The ratio of phoretic to total mites shifts dramatically by season:

| Season | Brood levels | Phoretic fraction of total mites |

|---|---|---|

| Winter (Dec, Feb, broodless period) | None to minimal | 85 to 100% |

| Early spring (Mar, Apr, buildup) | Moderate, expanding | 30 to 50% |

| Peak season (May, Aug) | Maximum | 15 to 30% |

| Late summer/fall (Sep, Oct, wind-down) | Declining | 40 to 70% |

These figures come from population modeling research and are reflected in the Honey Bee Health Coalition's Varroa management guide [1]. The exact numbers vary by latitude, local forage, and queen laying rate, but the shape of the curve is consistent.

What this means practically: the same underlying total mite population will produce very different wash counts depending on when you sample. A colony with 5,000 total mites during peak brood season might show only 750 to 1,500 phoretic mites in your sample pool, giving a deceptively low count. That same colony entering winter with brood gone would show nearly all 5,000 as phoretic, producing a very high and accurate count.

University of Minnesota Extension confirms this pattern in their varroa monitoring guidance, noting that sampling during high brood periods can significantly underestimate the total mite burden [2].

When are mite wash results most accurate during the year?

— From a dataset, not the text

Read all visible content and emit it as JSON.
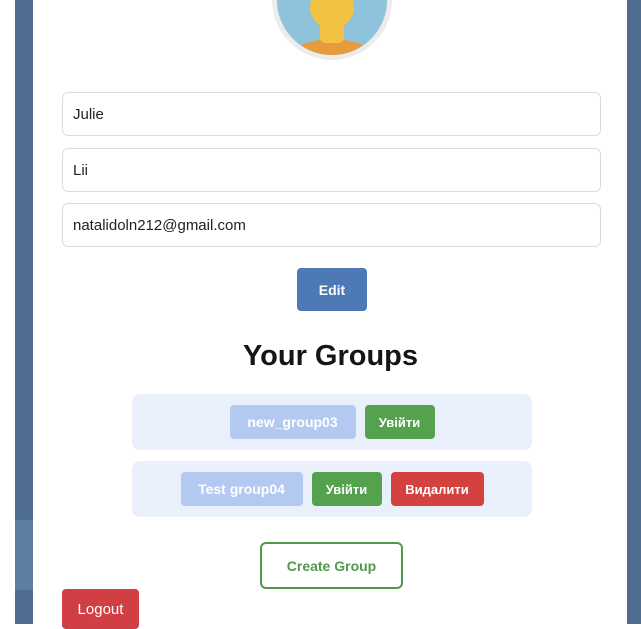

The most accurate wash results come when the phoretic fraction is highest: late fall through winter, and again in early spring before the colony has fully ramped up brood production.

If your colony goes broodless (common in December and January in much of the US), an alcohol wash count is about as close to a true total mite load as you can get without dissecting cells. This is the one time a low count really is a low count.

Early spring, roughly March in zone 6 to 7 climates, is also a good window. Brood has started but hasn't yet exploded, so the phoretic fraction is higher than midsummer and the count is more representative. Some extension programs recommend spring sampling specifically because colonies are smaller and easier to manage, and counts are more accurate than they'll be once the summer population peak hits [2].

The least accurate window is the summer brood peak, roughly June through August in most of the US. This is also, unfortunately, the period when varroa populations grow fastest, which makes the accuracy gap more damaging. The mite population doubles roughly every 24 to 28 days during summer brood season [10], so a slightly underestimated count in early July can translate into a badly underestimated count by late August when you finally notice the colony is struggling.

September and early October are a middle ground. Brood is declining, the phoretic fraction is rising, and this is when many extension programs recommend a threshold-based treatment decision before winter bees are raised [3]. Counts in this window are more reliable than peak summer but still not as clean as a true broodless sample.

Estimated phoretic fraction of total varroa population by season

What threshold should you use when you know your count might be an underestimate?

The standard action threshold most widely cited is 3% (3 mites per 100 bees) during the brood season and 2% in fall before winter bee production begins [1]. These thresholds are built on colony-level research, more than phoretic counts, so they already build in some correction for the brood-season underestimate.

That said, the Honey Bee Health Coalition explicitly recommends treating based on a lower threshold earlier in the season specifically because of the underestimation problem. Their guidance states: "Because of the relationship between the phoretic mite load and the total mite population, early treatment is often warranted" [1].

Some researchers and extension educators suggest mentally doubling your summer count to approximate true infestation levels when you know brood is heavy. That's a rough heuristic, not a formula, but it's a reasonable way to avoid complacency. If you see 1.8% in late July, treat like it might be 3 to 4% total.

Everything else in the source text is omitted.